# Some video of my blue tiger shrimp



## Ghazanfar Ghori (Jan 27, 2004)

Some (ok, not so great) video of my blue tiger shrimp


----------



## hedson_25 (Sep 20, 2005)

wow wow and more wow!


----------



## IllusionaryDreams (Mar 7, 2010)

Those are some nice looking shrimp. May I ask where you got them from?


----------



## Ghazanfar Ghori (Jan 27, 2004)

Got them from Donna. I know she sells on the forums but if you need her website, I might have it somewhere.


----------



## boink (Nov 29, 2006)

Very nice looking shrimp. How large is this tank?


----------



## boink (Nov 29, 2006)

Also what kind of sand is that? Regular playsand?


----------



## Ghazanfar Ghori (Jan 27, 2004)

The tank is a 90-P, and the sand is pool filter sand.


----------



## ucdchan (May 9, 2009)

Nice plants.

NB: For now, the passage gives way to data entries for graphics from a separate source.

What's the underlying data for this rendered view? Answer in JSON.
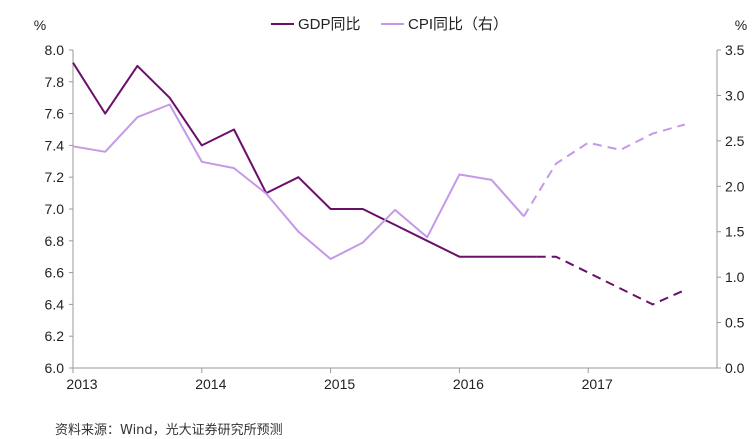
{
  "chart_data": {
    "type": "line",
    "left_unit": "%",
    "right_unit": "%",
    "x_ticks": [
      "2013",
      "2014",
      "2015",
      "2016",
      "2017"
    ],
    "x_range": [
      2013.0,
      2018.0
    ],
    "y_left": {
      "range": [
        6.0,
        8.0
      ],
      "ticks": [
        "8.0",
        "7.8",
        "7.6",
        "7.4",
        "7.2",
        "7.0",
        "6.8",
        "6.6",
        "6.4",
        "6.2",
        "6.0"
      ]
    },
    "y_right": {
      "range": [
        0.0,
        3.5
      ],
      "ticks": [
        "3.5",
        "3.0",
        "2.5",
        "2.0",
        "1.5",
        "1.0",
        "0.5",
        "0.0"
      ]
    },
    "series": [
      {
        "name": "GDP同比",
        "axis": "left",
        "color": "#6b0f6b",
        "actual": [
          [
            2013.0,
            7.92
          ],
          [
            2013.25,
            7.6
          ],
          [
            2013.5,
            7.9
          ],
          [
            2013.75,
            7.7
          ],
          [
            2014.0,
            7.4
          ],
          [
            2014.25,
            7.5
          ],
          [
            2014.5,
            7.1
          ],
          [
            2014.75,
            7.2
          ],
          [
            2015.0,
            7.0
          ],
          [
            2015.25,
            7.0
          ],
          [
            2015.5,
            6.9
          ],
          [
            2015.75,
            6.8
          ],
          [
            2016.0,
            6.7
          ],
          [
            2016.25,
            6.7
          ],
          [
            2016.5,
            6.7
          ],
          [
            2016.6,
            6.7
          ]
        ],
        "forecast": [
          [
            2016.6,
            6.7
          ],
          [
            2016.75,
            6.7
          ],
          [
            2017.0,
            6.6
          ],
          [
            2017.25,
            6.5
          ],
          [
            2017.5,
            6.4
          ],
          [
            2017.75,
            6.49
          ]
        ]
      },
      {
        "name": "CPI同比（右）",
        "axis": "right",
        "color": "#c49ae8",
        "actual": [
          [
            2013.0,
            2.44
          ],
          [
            2013.25,
            2.38
          ],
          [
            2013.5,
            2.76
          ],
          [
            2013.75,
            2.9
          ],
          [
            2014.0,
            2.27
          ],
          [
            2014.25,
            2.2
          ],
          [
            2014.5,
            1.92
          ],
          [
            2014.75,
            1.5
          ],
          [
            2015.0,
            1.2
          ],
          [
            2015.25,
            1.38
          ],
          [
            2015.5,
            1.74
          ],
          [
            2015.75,
            1.44
          ],
          [
            2016.0,
            2.13
          ],
          [
            2016.25,
            2.07
          ],
          [
            2016.5,
            1.67
          ]
        ],
        "forecast": [
          [
            2016.5,
            1.67
          ],
          [
            2016.75,
            2.25
          ],
          [
            2017.0,
            2.48
          ],
          [
            2017.25,
            2.4
          ],
          [
            2017.5,
            2.58
          ],
          [
            2017.75,
            2.68
          ]
        ]
      }
    ],
    "source": "资料来源：Wind，光大证券研究所预测"
  }
}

What are the name of those ground plants?


----------



## jon021 (Feb 23, 2010)

wow those are some great looking shrimp


----------



## Ghazanfar Ghori (Jan 27, 2004)

Thanks!

The ground plants - I'm assuming you're talking about the moss? Its fissidens.


----------



## xx123j (Mar 10, 2010)

Did you have that website? I'd like to get some of these guys.


----------